Western powers were indifferent to values they professed for themselves as long as these tyrants honoured their regional security concerns: an Egyptian somehow did not deserve democracy as much as an American if Hosni Mubarak was obedient. Now that Tahrir Square has decided otherwise, traditional international relationships are in disarray. America and Europe have not been able to save clients in Tunisia or Egypt, even while they mobilise on the side of street anger to destabilise regimes in Tripoli and Damascus. With the Soviet Union long buried, and Russia and China hesitant to offer more than verbal reassurance, the establishments in Libya and Syria are fighting their last battles with incremental brutality against their own people. They have a fortune to lose: their loot. They will fight hard to preserve their obnoxious oppression, and the process of transition will be neither easy nor predictable. Change may be delayed; it cannot be deflected or denied.
What the West is beginning to appreciate is that this is not a zero-sum game: the emerging Arab street is not going to be hostile to the West just because Washington propped up authoritarian Arab regimes.
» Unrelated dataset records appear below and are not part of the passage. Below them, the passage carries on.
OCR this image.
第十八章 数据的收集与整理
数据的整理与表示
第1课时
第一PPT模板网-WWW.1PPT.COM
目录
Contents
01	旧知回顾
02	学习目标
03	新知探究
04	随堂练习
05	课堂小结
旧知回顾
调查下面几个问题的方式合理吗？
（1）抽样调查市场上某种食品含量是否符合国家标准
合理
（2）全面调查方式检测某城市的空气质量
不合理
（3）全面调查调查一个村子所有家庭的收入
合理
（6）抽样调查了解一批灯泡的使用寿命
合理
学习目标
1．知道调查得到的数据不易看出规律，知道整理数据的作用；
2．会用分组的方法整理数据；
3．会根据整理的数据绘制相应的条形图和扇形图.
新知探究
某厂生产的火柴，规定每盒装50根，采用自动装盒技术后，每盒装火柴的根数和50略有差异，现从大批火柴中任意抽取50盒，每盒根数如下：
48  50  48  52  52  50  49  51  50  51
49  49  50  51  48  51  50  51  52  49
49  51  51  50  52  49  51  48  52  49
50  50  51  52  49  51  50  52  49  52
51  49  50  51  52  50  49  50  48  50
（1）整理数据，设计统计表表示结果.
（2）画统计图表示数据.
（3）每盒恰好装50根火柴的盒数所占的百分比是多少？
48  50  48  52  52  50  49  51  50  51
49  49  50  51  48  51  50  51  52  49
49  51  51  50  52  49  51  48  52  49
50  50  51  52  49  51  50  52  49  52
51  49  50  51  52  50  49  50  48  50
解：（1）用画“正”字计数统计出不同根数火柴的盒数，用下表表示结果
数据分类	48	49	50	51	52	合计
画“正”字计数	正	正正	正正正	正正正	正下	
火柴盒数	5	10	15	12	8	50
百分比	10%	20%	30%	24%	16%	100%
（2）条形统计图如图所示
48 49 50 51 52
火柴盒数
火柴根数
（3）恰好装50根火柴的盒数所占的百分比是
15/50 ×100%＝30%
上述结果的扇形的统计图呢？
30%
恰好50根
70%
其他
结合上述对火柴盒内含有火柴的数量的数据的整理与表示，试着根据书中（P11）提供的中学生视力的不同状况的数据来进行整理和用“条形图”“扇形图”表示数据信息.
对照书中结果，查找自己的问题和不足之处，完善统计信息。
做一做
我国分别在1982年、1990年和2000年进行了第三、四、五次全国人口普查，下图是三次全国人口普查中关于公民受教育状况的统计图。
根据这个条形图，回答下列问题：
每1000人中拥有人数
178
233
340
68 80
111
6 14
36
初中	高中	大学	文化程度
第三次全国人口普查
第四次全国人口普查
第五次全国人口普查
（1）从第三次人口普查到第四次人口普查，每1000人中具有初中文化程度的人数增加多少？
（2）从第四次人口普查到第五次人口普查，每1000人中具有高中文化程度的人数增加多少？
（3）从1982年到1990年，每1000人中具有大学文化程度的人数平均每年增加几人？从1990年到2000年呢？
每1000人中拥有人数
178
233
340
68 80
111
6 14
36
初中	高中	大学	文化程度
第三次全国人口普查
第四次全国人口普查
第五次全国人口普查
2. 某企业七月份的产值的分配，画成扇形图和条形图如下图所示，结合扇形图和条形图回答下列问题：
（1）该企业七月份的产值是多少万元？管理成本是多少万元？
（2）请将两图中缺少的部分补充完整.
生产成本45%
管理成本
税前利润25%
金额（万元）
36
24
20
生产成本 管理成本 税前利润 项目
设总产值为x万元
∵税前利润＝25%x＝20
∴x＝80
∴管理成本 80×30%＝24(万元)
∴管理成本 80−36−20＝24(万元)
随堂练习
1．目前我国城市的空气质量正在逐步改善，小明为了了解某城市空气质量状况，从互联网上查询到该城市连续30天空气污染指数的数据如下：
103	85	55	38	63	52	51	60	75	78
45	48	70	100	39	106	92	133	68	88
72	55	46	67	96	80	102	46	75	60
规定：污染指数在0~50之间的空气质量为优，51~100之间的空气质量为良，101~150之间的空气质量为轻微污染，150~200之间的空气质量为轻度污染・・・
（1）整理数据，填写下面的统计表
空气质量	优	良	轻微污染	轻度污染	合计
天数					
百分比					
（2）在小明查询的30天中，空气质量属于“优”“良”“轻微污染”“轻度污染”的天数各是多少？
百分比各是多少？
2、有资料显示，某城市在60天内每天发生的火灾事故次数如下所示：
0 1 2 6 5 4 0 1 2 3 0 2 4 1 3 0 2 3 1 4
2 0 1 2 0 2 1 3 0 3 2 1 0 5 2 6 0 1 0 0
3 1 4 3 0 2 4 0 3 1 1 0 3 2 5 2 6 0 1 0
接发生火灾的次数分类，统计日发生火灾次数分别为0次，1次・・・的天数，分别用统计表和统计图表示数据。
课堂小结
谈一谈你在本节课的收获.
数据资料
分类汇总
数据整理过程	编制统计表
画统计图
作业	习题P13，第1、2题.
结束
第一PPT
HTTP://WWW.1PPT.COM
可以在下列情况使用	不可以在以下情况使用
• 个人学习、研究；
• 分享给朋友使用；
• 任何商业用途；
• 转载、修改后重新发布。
In fact, the biggest catalyst is the urge towards modernity. You
cannot be a modern society or nation without democracy and gender equality, which are the paramount features of Western nations. Democracy will eventually produce governments that will be neither hostile nor servile.
Paradoxically, if the pro-West Arab monarchies have displayed greater flexibility in the management of dissent, it is because they have been closer to their people than republican despots. But that, in the long, or even medium run, is inadequate. It would be a mistake to underestimate the radical implications of the current demand of Saudi women for driving licenses, and the right to drive cars as equal adults, instead of being dependent on a male relative. This campaign asks a loaded question: if Aisha, one of the wives of the Prophet Muhammad, could drive a camel at the head of her army in battle, if women could go to mosques and take part in consultations after the advent of Islam in Mecca and Medina, then why cannot women drive cars in a country ruled by the Custodian of the Two Holy Mosques?
Dropcap OnThis fundamental question juxtaposes 2011 with a pre-monarchical republican ideal in which there was far greater gender equality than currently exists in many Arab nations. The Saudi debate is opening minds. Open minds demand open societies. If Arab monarchs do not turn their abodes into a Buckingham Palace, and substitute total authority with a ceremonial role, the spirit of “asabiya” will rattle their gates.
Hafez Assad, founder of what he thought would be a new Syrian dynasty, and a ruler who had no compunction in killing 10,000 civilians to put down an insurrection, plastered a slogan on every city gate and public building: “Our Leader forever is President Hafez Assad”. His son Bashar shares this pompous belief in “forever”. Time, and the tide of “asabiya”, wait for no man.